E’ un dossier di 133 pagine, interessante e dettagliato, ma la nostra attenzione si focalizza solo su alcuni aspetti della sesta edizione del “Rapporto sulla competitività dei settori produttivi” redatto da Istat e presentato nei giorni scorsi a Milano. Aspetti legati a produttività e digitale, a banda larga e imprese italiane, alla digitalizzazione delle stesse.
E veniamo subito al dunque, ancora prima dei dati. Laddove il digitale c’è spinge produttività, investimenti e occupazione. Già sentito, quasi a noia, ma sono le stesse imprese italiane che esprimono il giudizio positivo nel Rapporto, dopo anni in sottotono. Le aziende italiane di industria e servizi, un pallino di Inno3, anche se di piccole dimensioni (con almeno 10 addetti) hanno dimostrato che il digitale è una leva per crescere. Anche se non ancora abbastanza per spingere il paese.
Partiamo dai dati sottotono. Primo dato: due aziende su tre non sono ancora state affascinate dalla digitalizzazione, restando indifferenti ad innovare i processi produttivi. Secondo dato: le aziende che registrano un tasso alto di digitalizzazione sono solo il 3% del totale. Terzo dato: la crescita del paese è stata di 0,2% dal 2013 al 2017 (contro lo 0,4% Uem). Quarto dato: a livello globale gli investimenti sono cresciuti dello 0,5% (contro una crescita europea dello 0,9%).
Se si guarda nello specifico il tema della trasformazione digitale, si osserva che in Italia solo il 7% delle imprese ha accesso a banda larga (ultimo posto in compagnia della Grecia, come mostra il grafico) e solo il 44% delle aziende italiane online utilizza i social media per le proprie attività, proponendo solo per il 15% ecommerce.
Ma – ecco i dati rincuoranti – il 48,7% delle aziende con più di dieci addetti, nel triennio 2014-2016, ha innovato di più rispetto al 2012-2014 (+4%), con attitudini diverse: il 30,3% delle aziende rientra nella categoria degli “Innovatori forti” trasformando prodotti e processi; quasi il 25% sono “Innovatori di prodotto” in prevalenza nel settore Manifatturiero; il 18,5% sono “Innovatori di processo”; il 22% “Innovatori deboli”, innovano cioè solo l’organizzazione o il marketing, in prevalenza nel Settore Servizi.
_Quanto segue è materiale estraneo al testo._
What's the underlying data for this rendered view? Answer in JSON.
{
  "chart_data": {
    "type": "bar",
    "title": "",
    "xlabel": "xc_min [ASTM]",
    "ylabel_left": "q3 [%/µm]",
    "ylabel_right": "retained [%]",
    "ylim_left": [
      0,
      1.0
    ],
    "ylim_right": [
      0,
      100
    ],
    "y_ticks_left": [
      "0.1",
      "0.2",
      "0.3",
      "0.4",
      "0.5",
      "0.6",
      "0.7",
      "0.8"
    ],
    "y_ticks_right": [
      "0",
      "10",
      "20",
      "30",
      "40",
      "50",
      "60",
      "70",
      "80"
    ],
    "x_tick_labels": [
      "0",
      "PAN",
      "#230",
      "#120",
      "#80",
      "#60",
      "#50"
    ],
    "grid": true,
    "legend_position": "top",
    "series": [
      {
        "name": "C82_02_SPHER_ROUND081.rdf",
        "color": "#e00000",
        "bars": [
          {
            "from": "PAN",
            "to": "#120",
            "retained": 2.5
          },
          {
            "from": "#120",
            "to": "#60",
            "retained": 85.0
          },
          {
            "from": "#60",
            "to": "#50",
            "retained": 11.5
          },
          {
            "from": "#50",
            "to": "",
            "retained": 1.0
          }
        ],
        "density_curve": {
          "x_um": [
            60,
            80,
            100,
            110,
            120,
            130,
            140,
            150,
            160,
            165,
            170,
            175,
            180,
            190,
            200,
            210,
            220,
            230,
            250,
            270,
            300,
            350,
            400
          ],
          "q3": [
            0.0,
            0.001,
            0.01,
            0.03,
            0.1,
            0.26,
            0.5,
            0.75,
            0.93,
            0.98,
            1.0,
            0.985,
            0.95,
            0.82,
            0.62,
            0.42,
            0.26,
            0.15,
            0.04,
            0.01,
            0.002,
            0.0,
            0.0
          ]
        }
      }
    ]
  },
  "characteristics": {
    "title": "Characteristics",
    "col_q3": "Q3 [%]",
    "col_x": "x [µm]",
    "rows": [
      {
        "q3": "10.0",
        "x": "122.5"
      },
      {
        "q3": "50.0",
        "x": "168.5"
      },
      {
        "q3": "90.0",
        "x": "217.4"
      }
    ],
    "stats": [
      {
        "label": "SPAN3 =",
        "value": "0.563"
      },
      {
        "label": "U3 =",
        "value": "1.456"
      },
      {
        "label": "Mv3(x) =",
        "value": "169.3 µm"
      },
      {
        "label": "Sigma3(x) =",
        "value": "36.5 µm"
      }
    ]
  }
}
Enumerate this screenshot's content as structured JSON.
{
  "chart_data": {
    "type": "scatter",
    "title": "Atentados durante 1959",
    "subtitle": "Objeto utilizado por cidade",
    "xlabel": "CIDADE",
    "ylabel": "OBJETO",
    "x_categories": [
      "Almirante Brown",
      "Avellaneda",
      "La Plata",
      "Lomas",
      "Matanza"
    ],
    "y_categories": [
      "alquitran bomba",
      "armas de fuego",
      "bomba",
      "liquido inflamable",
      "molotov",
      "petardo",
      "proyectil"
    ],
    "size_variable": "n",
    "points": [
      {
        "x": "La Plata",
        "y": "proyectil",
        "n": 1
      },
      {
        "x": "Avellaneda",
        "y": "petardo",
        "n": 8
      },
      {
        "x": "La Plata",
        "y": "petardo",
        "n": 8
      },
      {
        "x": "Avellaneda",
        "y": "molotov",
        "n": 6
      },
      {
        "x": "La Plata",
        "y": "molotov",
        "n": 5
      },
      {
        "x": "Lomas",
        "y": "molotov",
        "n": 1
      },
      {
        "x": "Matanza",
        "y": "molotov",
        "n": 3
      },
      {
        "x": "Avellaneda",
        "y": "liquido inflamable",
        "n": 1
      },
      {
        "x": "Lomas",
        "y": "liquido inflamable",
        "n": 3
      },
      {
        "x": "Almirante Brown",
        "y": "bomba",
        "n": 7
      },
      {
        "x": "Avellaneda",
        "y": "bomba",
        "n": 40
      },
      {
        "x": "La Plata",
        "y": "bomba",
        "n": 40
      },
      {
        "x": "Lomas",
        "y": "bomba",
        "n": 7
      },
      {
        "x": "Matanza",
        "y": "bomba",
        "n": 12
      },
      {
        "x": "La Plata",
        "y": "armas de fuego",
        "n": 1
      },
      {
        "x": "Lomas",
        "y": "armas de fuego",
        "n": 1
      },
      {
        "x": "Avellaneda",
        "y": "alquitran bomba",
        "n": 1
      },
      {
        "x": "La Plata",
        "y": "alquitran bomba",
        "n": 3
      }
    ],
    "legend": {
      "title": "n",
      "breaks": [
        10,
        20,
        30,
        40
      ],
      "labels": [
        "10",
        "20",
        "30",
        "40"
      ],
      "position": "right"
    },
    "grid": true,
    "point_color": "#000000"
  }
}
Sono invece “Potenziali innovatori”, aziende che hanno svolto attività di trasformazione tecnologica senza alla fine tradurle in innovazione, il 4,9% del totale.
Un giudizio positivo anche per le politiche di stimolo nell’ambito del Piano Nazionale Impresa 4.0: per il 62,1% delle imprese manifatturiere il super ammortamento ha svolto un ruolo “molto” o “abbastanza” rilevante nella decisione di investire nel 2017; l’Iper ammortamento per il 47,6% (53% nelle medie imprese, 57,6% delle grandi); infine, il credito d’imposta per spese in R&S è stato ritenuto rilevante dal 40,8% delle imprese.
Altri segnali di interesse in settimana: impegni stipulati per nuovi cantieri di sperimentazione del 5G (l’ultimo annunciato è il memorandum di intenti tra Tim e Ericsson per Genova), impegni proclamati nei messaggi di insediamento dei nuovi presidenti di Camera e Senato che hanno citato il tema del digitale come elemento chiave del processo di cambiamento. Un impegno che è un imperativo come il presidente di Confindustria Digitale, Elio Catania, (in un’intervista a Inno3) ribadisce: “In questo momento siamo in una fase veramente delicata. Abbiamo superato la fase zero, quella della consapevolezza, adesso dobbiamo entrare nella fase concreta di progettazione: un progetto di integrazione digitale per ogni impresa. Questo deve essere l’imperativo su cui tutti quanti noi ci dobbiamo impegnare. Abbiamo davanti una fase di incertezza politica, mi auspico che la tecnologia e il digitale venga rimessa al centro della politica economica del Paese. Ma nell’attesa non possiamo star fermi. Impresa 4.0 non è uno slogan di marketing, è il modo in cui stiamo ridisegnando l’economia del nostro paese”. Sfide comuni per tutti.